The discovery is the first direct evidence that a hormone called oxytocin, which evolved 100 million years ago to aid mating among fish and breast-feeding among mammals, also promotes trust between human beings, the scientists said.

The finding arises from a new wave of brain research designed to analyze how humans make decisions, by investigating the neural impulses that dart beneath the surface of self-awareness.

In an experiment published in the current edition of the journal Nature, researchers at the University of Zurich in Switzerland and Claremont Graduate University in California determined that people who inhaled two puffs of an nasal spray were measurably more likely to risk all their money with a stranger, without consciously knowing why.

''If I increase your level of oxytocin, I can induce you to overcome your anxiety in trusting a stranger,'' said Paul Zak, director of Claremont's center for neuroeconomic studies and a co-author of the research paper. ''It is a [biochemical] signal we induce unknowingly all the time by looking people in the eye or shaking someone by the hand.''

Although the researchers set up their experiment to test the effects of oxytocin on financial decisions, they believe the hormone is the keystone of a normal social life.

Trust is as crucial in love and diplomacy as in finance. Social phobias, which hinge on the inability to trust other people, are the third most common mental health problem.

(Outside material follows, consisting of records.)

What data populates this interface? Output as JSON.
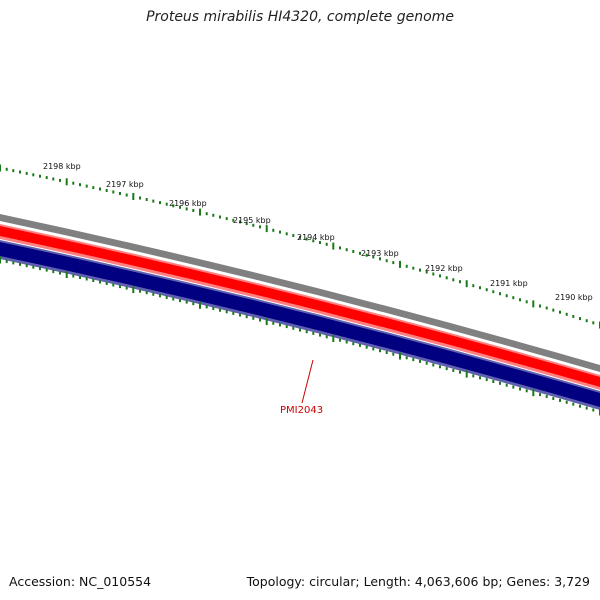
{
  "title": "Proteus mirabilis HI4320, complete genome",
  "footer": {
    "accession": "Accession: NC_010554",
    "summary": "Topology: circular; Length: 4,063,606 bp; Genes: 3,729"
  },
  "ruler": {
    "labels": [
      "2198 kbp",
      "2197 kbp",
      "2196 kbp",
      "2195 kbp",
      "2194 kbp",
      "2193 kbp",
      "2192 kbp",
      "2191 kbp",
      "2190 kbp"
    ]
  },
  "gene_label": "PMI2043",
  "colors": {
    "backbone": "#808080",
    "forward_strand": "#ff0000",
    "forward_strand_light": "#ff8080",
    "reverse_strand": "#000080",
    "reverse_strand_light": "#6060b0",
    "ticks": "#1a7a1a",
    "gene_label": "#cc0000"
  }
}
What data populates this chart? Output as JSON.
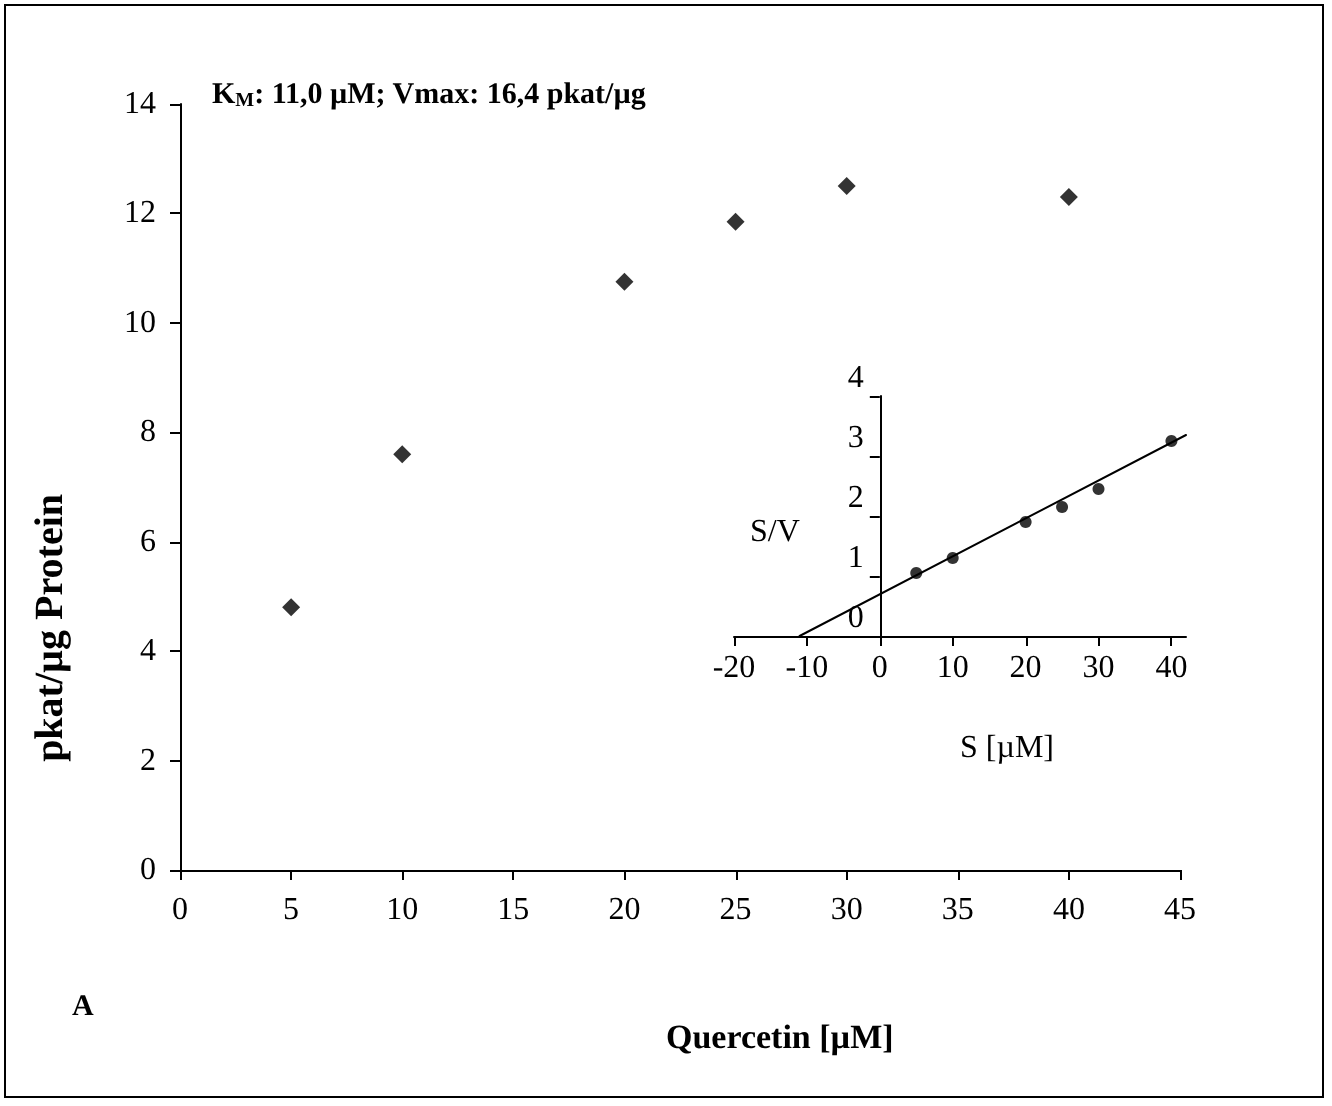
{
  "chart_data": [
    {
      "type": "scatter",
      "xlabel": "Quercetin [µM]",
      "ylabel": "pkat/µg Protein",
      "annotations": [
        "K$_{M}$: 11,0 µM; Vmax: 16,4 pkat/µg",
        "A"
      ],
      "x": [
        5,
        10,
        20,
        25,
        30,
        40
      ],
      "values": [
        4.8,
        7.6,
        10.75,
        11.85,
        12.5,
        12.3
      ],
      "color": "#000000",
      "marker": "diamond",
      "xlim": [
        0,
        45
      ],
      "xticks": [
        0,
        5,
        10,
        15,
        20,
        25,
        30,
        35,
        40,
        45
      ],
      "ylim": [
        0,
        14
      ],
      "yticks": [
        0,
        2,
        4,
        6,
        8,
        10,
        12,
        14
      ],
      "grid": false
    },
    {
      "type": "scatter",
      "xlabel": "S [µM]",
      "ylabel": "S/V",
      "series": [
        {
          "x": [
            5,
            10,
            20,
            25,
            30,
            40
          ],
          "values": [
            1.05,
            1.3,
            1.9,
            2.15,
            2.45,
            3.25
          ],
          "color": "#000000",
          "marker": "circle"
        },
        {
          "type": "line",
          "x": [
            -11,
            42
          ],
          "values": [
            0,
            3.35
          ],
          "color": "#000000",
          "marker": "none",
          "line_style": "solid"
        }
      ],
      "xlim": [
        -20,
        42
      ],
      "xticks": [
        -20,
        -10,
        0,
        10,
        20,
        30,
        40
      ],
      "ylim": [
        0,
        4
      ],
      "yticks": [
        0,
        1,
        2,
        3,
        4
      ],
      "grid": false
    }
  ]
}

''My conjecture is that it applies broadly to all kinds of social interactions where your trust could be abused,'' said economist Ernst Fehr in Zurich, the senior member of the research team. The finding is an important advance in understanding the biology of human behavior, two independent experts said.

''Oxytocin enhanced trust,'' said University of Iowa neuroscientist Antonio Damasio. ''The finding has powerful implications for understanding the brain. Remove trust and you compromise love, friendship, trade and leadership.''

Researchers have long known that the hormone was important in the social behavior of animals.

Oxytocin also is active during human childbirth, when it enhances uterine contractions during labor and often may be administered to ease a difficult birth. For nursing mothers, it eases the production of breast milk.

Until now, its role in human social behavior had been a matter of conjecture.